Tribute to Tonton David

Tonton David, a key figure in the growth of reggae and raggamuffin in France in the 1990s, has died in Metz aged 53. Hit songs like Chacun sa route (Everyone has their own way)  marked a generation of disenchanted youth.

Born David Grammont in 1967 on the French overseas island of Réunion, Tonton David (Uncle David) discovered raggamuffin and dancehall alongside the Jamaican community in London in 1987. 

He was a pioneer of the genre in France and had his first reggae hit with the song Peuples du monde (People of the world  in 1990.

It featured on the mythic French rap compilation Rapattitude and on his own Le Blues des Racailles (The scum’s blues). The album explored social issues like poverty, racism, unemployment and helped make him a leading light for a generation of disenchanted French youth.

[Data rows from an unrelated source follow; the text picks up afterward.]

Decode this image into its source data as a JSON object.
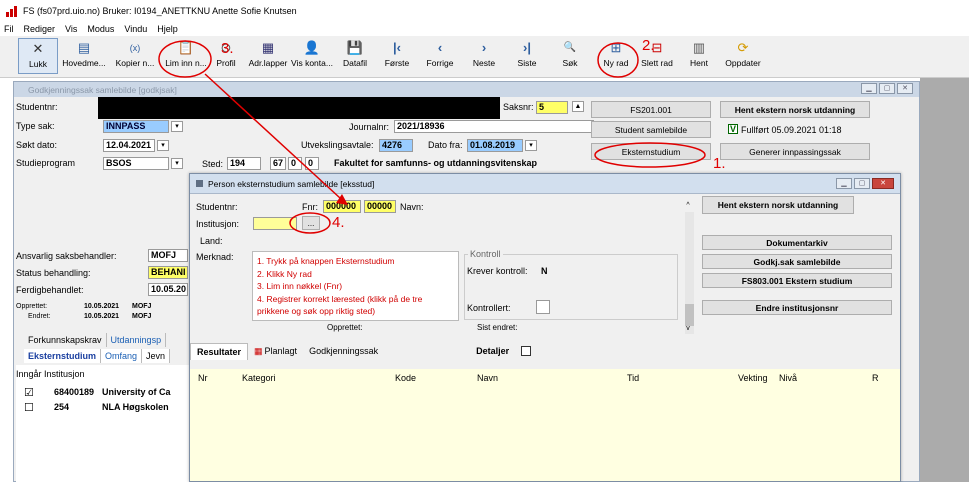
{
  "title_bar": {
    "text": "FS (fs07prd.uio.no) Bruker: I0194_ANETTKNU Anette Sofie Knutsen"
  },
  "menu": [
    "Fil",
    "Rediger",
    "Vis",
    "Modus",
    "Vindu",
    "Hjelp"
  ],
  "toolbar": [
    {
      "label": "Lukk",
      "icon": "✕"
    },
    {
      "label": "Hovedme...",
      "icon": "▤"
    },
    {
      "label": "Kopier n...",
      "icon": "(x)"
    },
    {
      "label": "Lim inn n...",
      "icon": "📋"
    },
    {
      "label": "Profil",
      "icon": "⊙"
    },
    {
      "label": "Adr.lapper",
      "icon": "▦"
    },
    {
      "label": "Vis konta...",
      "icon": "👤"
    },
    {
      "label": "Datafil",
      "icon": "💾"
    },
    {
      "label": "Første",
      "icon": "|‹"
    },
    {
      "label": "Forrige",
      "icon": "‹"
    },
    {
      "label": "Neste",
      "icon": "›"
    },
    {
      "label": "Siste",
      "icon": "›|"
    },
    {
      "label": "Søk",
      "icon": "🔍"
    },
    {
      "label": "Ny rad",
      "icon": "⊞"
    },
    {
      "label": "Slett rad",
      "icon": "⊟"
    },
    {
      "label": "Hent",
      "icon": "▥"
    },
    {
      "label": "Oppdater",
      "icon": "⟳"
    }
  ],
  "back_window": {
    "title": "Godkjenningssak samlebilde [godkjsak]",
    "studentnr_label": "Studentnr:",
    "saksnr_label": "Saksnr:",
    "saksnr_value": "5",
    "type_sak_label": "Type sak:",
    "type_sak_value": "INNPASS",
    "journalnr_label": "Journalnr:",
    "journalnr_value": "2021/18936",
    "sokt_dato_label": "Søkt dato:",
    "sokt_dato_value": "12.04.2021",
    "utveksling_label": "Utvekslingsavtale:",
    "utveksling_value": "4276",
    "dato_fra_label": "Dato fra:",
    "dato_fra_value": "01.08.2019",
    "studieprogram_label": "Studieprogram",
    "studieprogram_value": "BSOS",
    "sted_label": "Sted:",
    "sted_1": "194",
    "sted_2": "67",
    "sted_3": "0",
    "sted_4": "0",
    "fakultet": "Fakultet for samfunns- og utdanningsvitenskap",
    "btn_fs201": "FS201.001",
    "btn_hent_ekstern": "Hent ekstern norsk utdanning",
    "btn_student_samlebilde": "Student samlebilde",
    "fullfort_text": "Fullført 05.09.2021 01:18",
    "btn_eksternstudium": "Eksternstudium",
    "btn_generer": "Generer innpassingssak",
    "ansvarlig_label": "Ansvarlig saksbehandler:",
    "ansvarlig_value": "MOFJ",
    "status_label": "Status behandling:",
    "status_value": "BEHANI",
    "ferdig_label": "Ferdigbehandlet:",
    "ferdig_value": "10.05.20",
    "opprettet_label": "Opprettet:",
    "opprettet_date": "10.05.2021",
    "opprettet_user": "MOFJ",
    "endret_label": "Endret:",
    "endret_date": "10.05.2021",
    "endret_user": "MOFJ",
    "tabs1": [
      "Forkunnskapskrav",
      "Utdanningsp"
    ],
    "tabs2": [
      "Eksternstudium",
      "Omfang",
      "Jevn"
    ],
    "list_header": "Inngår Institusjon",
    "rows": [
      {
        "checked": "☑",
        "code": "68400189",
        "name": "University of Ca"
      },
      {
        "checked": "☐",
        "code": "254",
        "name": "NLA Høgskolen"
      }
    ]
  },
  "front_window": {
    "title": "Person eksternstudium samlebilde [eksstud]",
    "studentnr_label": "Studentnr:",
    "fnr_label": "Fnr:",
    "fnr_1": "000000",
    "fnr_2": "00000",
    "navn_label": "Navn:",
    "institusjon_label": "Institusjon:",
    "ellipsis": "...",
    "land_label": "Land:",
    "merknad_label": "Merknad:",
    "kontroll_label": "Kontroll",
    "krever_label": "Krever kontroll:",
    "krever_value": "N",
    "kontrollert_label": "Kontrollert:",
    "opprettet_label": "Opprettet:",
    "sist_endret_label": "Sist endret:",
    "btn_hent": "Hent ekstern norsk utdanning",
    "btn_dokumentarkiv": "Dokumentarkiv",
    "btn_godkj": "Godkj.sak samlebilde",
    "btn_fs803": "FS803.001 Ekstern studium",
    "btn_endre": "Endre institusjonsnr",
    "instructions": [
      "1. Trykk på knappen Eksternstudium",
      "2. Klikk Ny rad",
      "3. Lim inn nøkkel (Fnr)",
      "4. Registrer korrekt lærested (klikk på de tre",
      "prikkene og søk opp riktig sted)"
    ],
    "tabs": [
      "Resultater",
      "Planlagt",
      "Godkjenningssak"
    ],
    "detaljer_label": "Detaljer",
    "grid_columns": [
      "Nr",
      "Kategori",
      "Kode",
      "Navn",
      "Tid",
      "Vekting",
      "Nivå",
      "R"
    ]
  },
  "annotations": {
    "n1": "1.",
    "n2": "2.",
    "n3": "3.",
    "n4": "4."
  },
  "colors": {
    "annotation": "#e00000",
    "yellow_field": "#ffff66",
    "grid_bg": "#ffffe1"
  }
}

Tonton David recorded nine albums in his two-decade career, the last one in 2009. He continued to perform regularly in small venues, far from the Paris star system and was in the process of recording another record. According to family members, he died of a stroke.


The song Peuples du monde celebrated his African roots: “From a people who suffered a lot / We are from a people who no longer want to suffer”, he sang. It also appealed for unity between all races and skin colours. The accompanying video was directed by French filmmaker Mathieu Kassovitz.